Our main project aims
on developing a safety plasmid. To measure the metabolic burden caused by the safety plasmid, but also every plasmid that we
design now and in the future, we want to build a meausurement strain based on the model of F. Ceronie et al. To achieve the
most sensitive results, we used the λ‑Integrase Site‑specific Recombination Pathway, described by A. Landy
in 2015, to integrate exactly one copy of GFP into E. coli K12 JM109. Therfore we designed two plasmids, based on
BBa_I11020 and BBa_I11023. We measured our strain using single cell measurement as well as measurements with a fluoreader.
Metabolic burden
.......
Genomic integration
The λ‑integrase, originally derived from the λ‑Phage, catalyzes in combination with several assisting proteins the excessive and integrative recombination of the phage's genome with the chromosomal genome of a host. For this, two attachment sites are needed: one located on the bacterial genome (attB) and the other located on the λ‑genome, which also contains several binding sites for regulatory proteins. The attachment sites contain homologous recognition sequences, called BOB' Region (attB) and COC' Region (attP). These can be connected by the λ‑integrase and the bacterial integration host factor (IHF) via Holliday junction forming an intasome, a DNA‑protein‑complex, producing hybrid attachment sites attL and attR.

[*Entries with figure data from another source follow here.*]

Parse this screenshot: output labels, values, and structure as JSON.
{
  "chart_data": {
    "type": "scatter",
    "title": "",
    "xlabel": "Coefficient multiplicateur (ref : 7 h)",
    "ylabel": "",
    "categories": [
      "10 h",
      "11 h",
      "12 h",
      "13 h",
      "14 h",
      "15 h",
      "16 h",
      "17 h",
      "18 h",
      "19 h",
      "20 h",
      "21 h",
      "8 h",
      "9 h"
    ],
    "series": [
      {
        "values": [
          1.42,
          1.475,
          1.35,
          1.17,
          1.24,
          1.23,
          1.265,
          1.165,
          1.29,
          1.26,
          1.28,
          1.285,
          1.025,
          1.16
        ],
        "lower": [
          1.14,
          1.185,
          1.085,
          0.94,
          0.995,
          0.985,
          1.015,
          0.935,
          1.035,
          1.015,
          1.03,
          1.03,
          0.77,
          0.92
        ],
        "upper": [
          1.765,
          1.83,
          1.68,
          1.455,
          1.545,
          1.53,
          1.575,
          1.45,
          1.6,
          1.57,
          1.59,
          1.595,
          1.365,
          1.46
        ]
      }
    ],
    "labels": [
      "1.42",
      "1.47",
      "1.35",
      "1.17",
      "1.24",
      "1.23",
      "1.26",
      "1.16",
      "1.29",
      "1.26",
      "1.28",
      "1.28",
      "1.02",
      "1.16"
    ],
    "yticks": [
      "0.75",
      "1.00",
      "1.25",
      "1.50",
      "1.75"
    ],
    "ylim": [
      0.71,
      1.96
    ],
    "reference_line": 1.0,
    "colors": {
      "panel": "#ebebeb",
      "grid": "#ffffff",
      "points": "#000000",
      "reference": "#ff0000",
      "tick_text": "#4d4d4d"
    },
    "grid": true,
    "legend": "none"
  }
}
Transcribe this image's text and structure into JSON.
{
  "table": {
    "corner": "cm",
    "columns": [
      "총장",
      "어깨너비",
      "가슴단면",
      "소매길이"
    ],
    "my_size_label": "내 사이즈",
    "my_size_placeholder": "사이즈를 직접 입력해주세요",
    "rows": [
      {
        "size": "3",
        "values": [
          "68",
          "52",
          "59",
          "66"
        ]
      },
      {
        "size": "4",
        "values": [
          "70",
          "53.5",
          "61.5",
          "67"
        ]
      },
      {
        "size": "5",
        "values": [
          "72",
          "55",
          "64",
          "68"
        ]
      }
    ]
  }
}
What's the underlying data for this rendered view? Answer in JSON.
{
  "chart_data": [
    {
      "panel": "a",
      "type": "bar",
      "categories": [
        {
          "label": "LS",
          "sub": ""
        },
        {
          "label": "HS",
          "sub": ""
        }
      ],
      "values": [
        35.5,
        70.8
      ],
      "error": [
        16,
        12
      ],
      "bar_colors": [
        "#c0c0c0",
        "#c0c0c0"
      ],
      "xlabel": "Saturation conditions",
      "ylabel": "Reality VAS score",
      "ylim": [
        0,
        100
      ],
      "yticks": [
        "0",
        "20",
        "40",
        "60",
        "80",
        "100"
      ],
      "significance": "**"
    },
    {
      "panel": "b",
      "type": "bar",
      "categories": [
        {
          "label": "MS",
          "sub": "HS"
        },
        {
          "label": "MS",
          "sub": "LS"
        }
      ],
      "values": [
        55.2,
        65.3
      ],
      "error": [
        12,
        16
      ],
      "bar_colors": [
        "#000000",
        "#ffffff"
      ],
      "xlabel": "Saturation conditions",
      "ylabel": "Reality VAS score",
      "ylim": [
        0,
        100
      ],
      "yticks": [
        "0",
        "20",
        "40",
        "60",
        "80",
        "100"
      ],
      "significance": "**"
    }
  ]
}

For the integration of a gene of interest (GOI) into the chromosomal genome of E. coli there are two plasmids needed. One, called integration plasmid, contains the constitutively expressed GOI GFP with a LVA degradation tag, which, as previously mentioned, is also the reporter that is necessary for the measurement of the metabolic burden and should be integrated into the E. coli genome. It also contains the attP site that enables the integration. There are two bidirectional terminators located on each side of the attP to protect the GFP Operon from the transcription of the other neighbouring genes. The antibiotic resistance will also be integrated into the genome if the genomical integration succeeds, so we decided to use a Kanamycin resistance, as it is less commonly used in iGEM than Ampicillin or Chloramphenicol. Therefore, we chose the backbone pSB3K3, which also possesses a low copy ori and eases the later performed plasmid curing. The second plasmid is a helper plasmid and is necessary for transposing the GFP into the chromosomal genome as it contains the protein λ‑integrase with a ribosomal binding site (RBS). To verify whether the recombination was successful one can perform a PCR with primers binding to the attB site of the E. coli and the VR Primer, which binds on every BioBrick compliant plasmid. As the one primer binds on the genome and the other on a plasmid, there can only be a PCR amplicon if the integration has succeeded.
Integration strains
A suitable genomic integration strain needs to carry the attB sequence needed for λ‑integrase mediated recombination, which can be troublesome because many commonly used E. Coli strains already have the λ‑phage integrated into its genome. Also, the attB site needed for the integration is blocked in λ (DE3) phage.
For our integration strain we chose the E. Coli JM109 strain because it matched all our demands and was also freely and easily available to us.